Endlich Originale

von Redaktion

Die Kunstgalerien haben wieder offen

VON ALEXANDER ALTMANN

Wer angesichts geschlossener Museen an Entzugserscheinungen leidet, für den gibt es jetzt endlich erste Gelegenheiten, den ästhetischen Hunger zu stillen. Ab sofort haben die Kunstgalerien wieder geöffnet. Mit drangvoller Enge ist kaum zu rechnen, trotzdem weisen die Galerien darauf hin, dass eine Anmeldung des Besuchs zwar nicht zwingend ist, aber zumindest vorteilhaft wäre, um Wartezeiten zu vermeiden. Wir haben für Sie eine Auswahl interessanter Ausstellungen in München zusammengestellt.

Keinen Geringeren als Goethe bemüht die Galerie Fenna Wehlau (Amalienstr. 24) für den Titel ihrer Ausstellung: „Ich ging im Walde so für mich hin, und nichts zu suchen, das war mein Sinn“ heißt die großartige Schau mit Holzskulpturen von Stefan Wurmer (3200 bis 18 000 Euro) und Fotografien von Bruno Augsburger (2200 bis 5400 Euro). Wer hier glaubt, er steht im Wald, liegt doppelt richtig. Zum einen, weil dieses Gefühl der Orientierungslosigkeit in der aktuellen Situation sicher nicht ungewöhnlich ist, zum anderen natürlich auch, weil die gezeigten Werke solche Assoziationen auslösen.

An verwunschene Zauberwälder erinnern die Szenerien auf Augsburgers Fotos, die etwa kreuz und quer wachsende Stämme mit langen Moosbärten zeigen, ein fast märchenhaftes Dickicht, von dem man kaum glauben kann, dass es nicht nur in unserer Fantasie, sondern wirklich existiert. Gleichwohl sind es keine heimeligen Idyllen, sondern man spürt das latent Unheimliche, das in der wuchernden Natur auch steckt und das der Fotograf zu bannen sucht, indem er gestaltlos dräuenden Eindrücken Halt in der Komposition gibt. Ähnlich verhält es sich mit Wurmers Arbeiten, die buchstäblich auch „vom Woid dahoam“ sind: aus massiven Baumstamm-Trümmern erschafft der Niederbayer mit der Kettensäge luftig-poröse Gebilde oder ausgehöhlte Kugeln, Zylinder, Quader. Gerade durch die verfremdende Wirkung der (Hohl-)Form wird die Materialität des Holzes dingfest gemacht in ihrer Ambivalenz aus massiger Schwere und organischer Lebendigkeit. (Bis 25. Juli; Di.-Fr. 13-18 Uhr, Sa. 13-16 Uhr.)

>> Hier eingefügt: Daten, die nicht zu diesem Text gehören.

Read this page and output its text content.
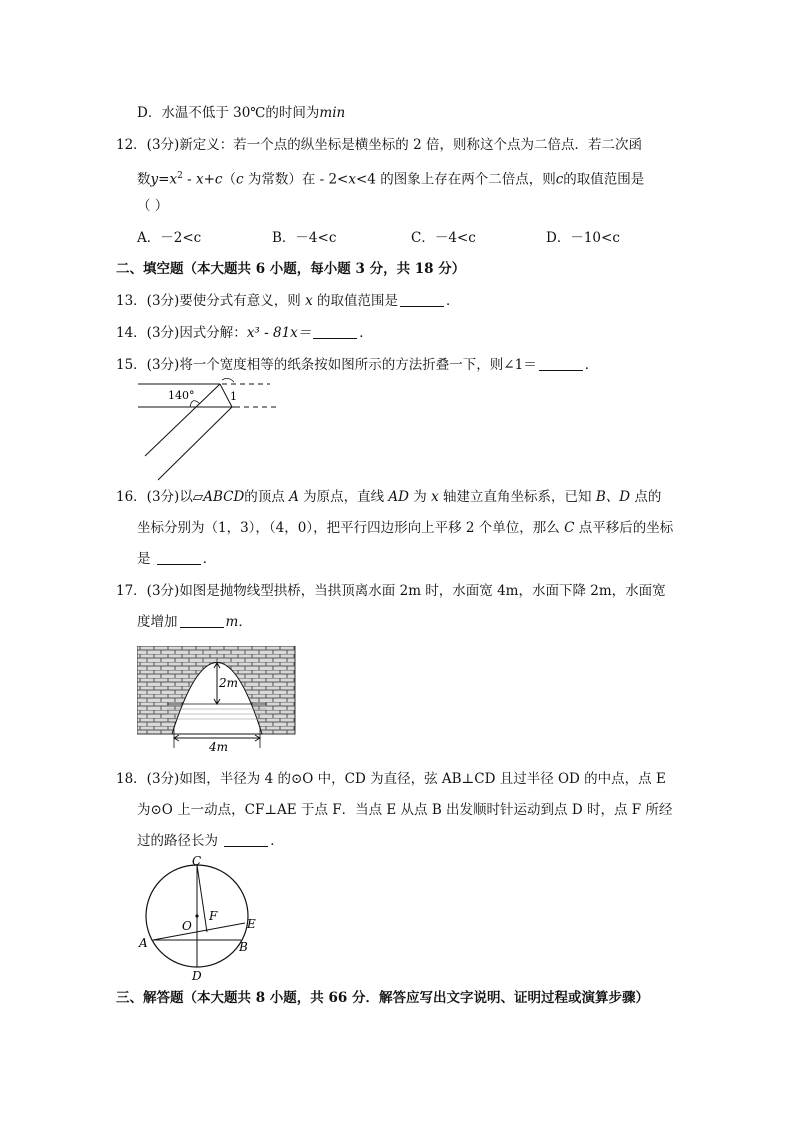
D．水温不低于 30℃的时间为min
12．(3分)新定义：若一个点的纵坐标是横坐标的 2 倍，则称这个点为二倍点．若二次函
数$y=x^2 - x+c(c$ 为常数）在 - 2<x<4 的图象上存在两个二倍点，则c的取值范围是
（ ）
A．－2<c	B．－4<c	C．－4<c	D．－10<c
二、填空题（本大题共 6 小题，每小题 3 分，共 18 分）
13．(3分)要使分式有意义，则 x 的取值范围是	．
14．(3分)因式分解：x³ - 81x＝	．
15．(3分)将一个宽度相等的纸条按如图所示的方法折叠一下，则∠1＝	．
140°	1
16．(3分)以▱ABCD的顶点 A 为原点，直线 AD 为 x 轴建立直角坐标系，已知 B、D 点的
坐标分别为（1，3），（4，0），把平行四边形向上平移 2 个单位，那么 C 点平移后的坐标
是	．
17．(3分)如图是抛物线型拱桥，当拱顶离水面 2m 时，水面宽 4m，水面下降 2m，水面宽
度增加	m．
2m
4m
18．(3分)如图，半径为 4 的⊙O 中，CD 为直径，弦 AB⊥CD 且过半径 OD 的中点，点 E
为⊙O 上一动点，CF⊥AE 于点 F．当点 E 从点 B 出发顺时针运动到点 D 时，点 F 所经
过的路径长为	．
C
O
F
E
A	B
D
三、解答题（本大题共 8 小题，共 66 分．解答应写出文字说明、证明过程或演算步骤）
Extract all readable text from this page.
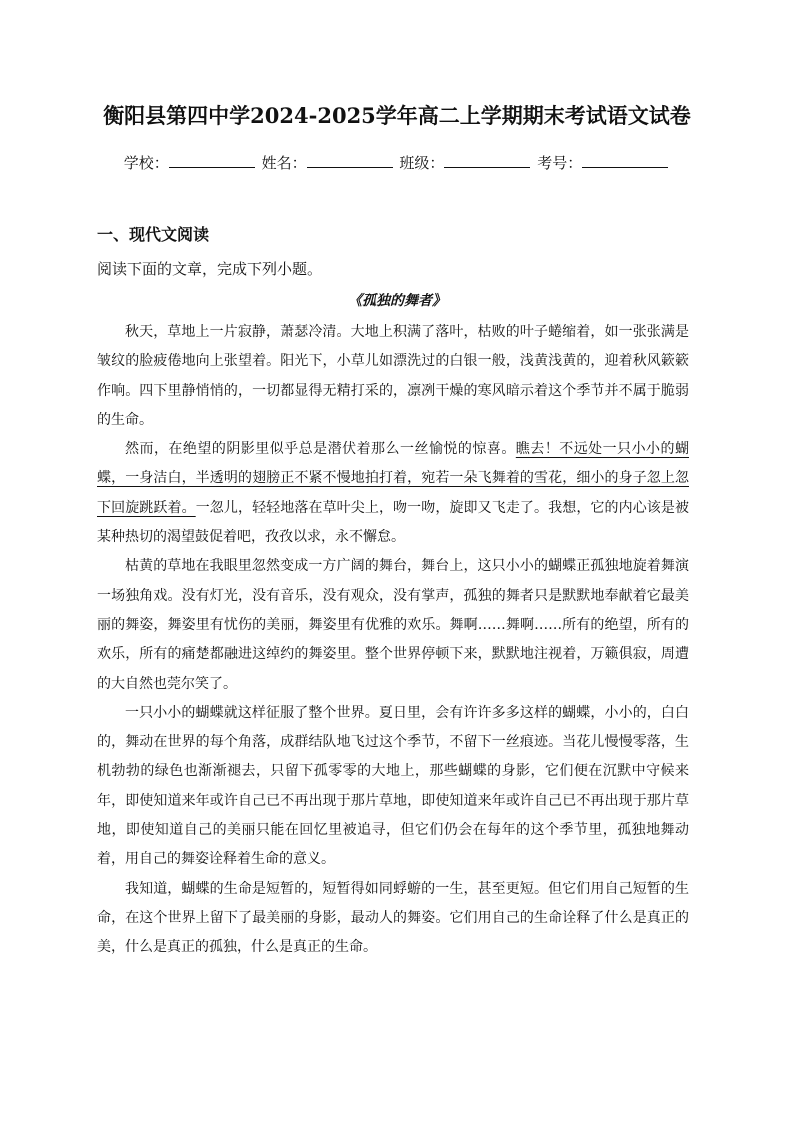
衡阳县第四中学2024-2025学年高二上学期期末考试语文试卷
学校：	姓名：	班级：	考号：
一、现代文阅读
阅读下面的文章，完成下列小题。
《孤独的舞者》

秋天，草地上一片寂静，萧瑟冷清。大地上积满了落叶，枯败的叶子蜷缩着，如一张张满是皱纹的脸疲倦地向上张望着。阳光下，小草儿如漂洗过的白银一般，浅黄浅黄的，迎着秋风簌簌作响。四下里静悄悄的，一切都显得无精打采的，凛冽干燥的寒风暗示着这个季节并不属于脆弱的生命。

然而，在绝望的阴影里似乎总是潜伏着那么一丝愉悦的惊喜。瞧去！不远处一只小小的蝴蝶，一身洁白，半透明的翅膀正不紧不慢地拍打着，宛若一朵飞舞着的雪花，细小的身子忽上忽下回旋跳跃着。一忽儿，轻轻地落在草叶尖上，吻一吻，旋即又飞走了。我想，它的内心该是被某种热切的渴望鼓促着吧，孜孜以求，永不懈怠。

枯黄的草地在我眼里忽然变成一方广阔的舞台，舞台上，这只小小的蝴蝶正孤独地旋着舞演一场独角戏。没有灯光，没有音乐，没有观众，没有掌声，孤独的舞者只是默默地奉献着它最美丽的舞姿，舞姿里有忧伤的美丽，舞姿里有优雅的欢乐。舞啊……舞啊……所有的绝望，所有的欢乐，所有的痛楚都融进这绰约的舞姿里。整个世界停顿下来，默默地注视着，万籁俱寂，周遭的大自然也莞尔笑了。

一只小小的蝴蝶就这样征服了整个世界。夏日里，会有许许多多这样的蝴蝶，小小的，白白的，舞动在世界的每个角落，成群结队地飞过这个季节，不留下一丝痕迹。当花儿慢慢零落，生机勃勃的绿色也渐渐褪去，只留下孤零零的大地上，那些蝴蝶的身影，它们便在沉默中守候来年，即使知道来年或许自己已不再出现于那片草地，即使知道来年或许自己已不再出现于那片草地，即使知道自己的美丽只能在回忆里被追寻，但它们仍会在每年的这个季节里，孤独地舞动着，用自己的舞姿诠释着生命的意义。

我知道，蝴蝶的生命是短暂的，短暂得如同蜉蝣的一生，甚至更短。但它们用自己短暂的生命，在这个世界上留下了最美丽的身影，最动人的舞姿。它们用自己的生命诠释了什么是真正的美，什么是真正的孤独，什么是真正的生命。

Holz in Gestalt von Ästen verwendet auch Jessica Buhlmann für ihre Groß-Mobiles, die nebst Gemälden in der Galerie Nicole Gnesa zu sehen sind (Kolosseumstr. 6). Die Verbindung roher Naturprodukte mit der Künstlichkeit monochromer Farbtäfelchen, die ebenfalls im Mobile baumeln, sorgt – naturgemäß – für reizvolle Spannung. Zwischen 1400 und 12 800 Euro kosten die Arbeiten der jungen Berliner Künstlerin.

Eine irritierende Mischung aus Grusel und Appetitlichkeit rufen die faszinierenden Keramikobjekte von Mira Makai hervor (450 bis 3500 Euro). Die bunten Röhren-, Schlingen- und Rillen-Verklumpungen der Ungarin erinnern einerseits an Gekröse, andererseits haben sie etwas Fruchtig-Vegetabiles. Glücklicherweise wird dieser unwiderstehlich schwindelerregende Sog der inhaltlichen Assoziationen durch die spröde Anmut der Arbeiten formal abgefangen. Zu erleben ist dieser ästhetische Bungee-Sprung in der Galerie Susan Boutwell, Theresienstraße 48. (Bis 16. Mai; Mi.-Fr. 12-18 Uhr, Sa. 12-15 Uhr.)

Ebenfalls durch ihre Befremdlichkeit faszinieren die Arbeiten von Lev Khesin in der Galerie Smudajeschek (Schwindstr. 3). Der in Berlin lebende Russe mischt Pigmente in Silikon und formt es zu Wandobjekten von betörender Farbintensität (1600 bis 11 200 Euro). Indem diese zwischen Gemälde und Plastik changierenden Werke an den Rändern amorph ausfransen, beschwören sie eine Art bildnerische „Unschärferelation“ und drängen in ergreifender Weise auf Entgrenzung. (Bis 23. Mai; Do./Fr. 11-18 Uhr, Sa. 11-16 Uhr.)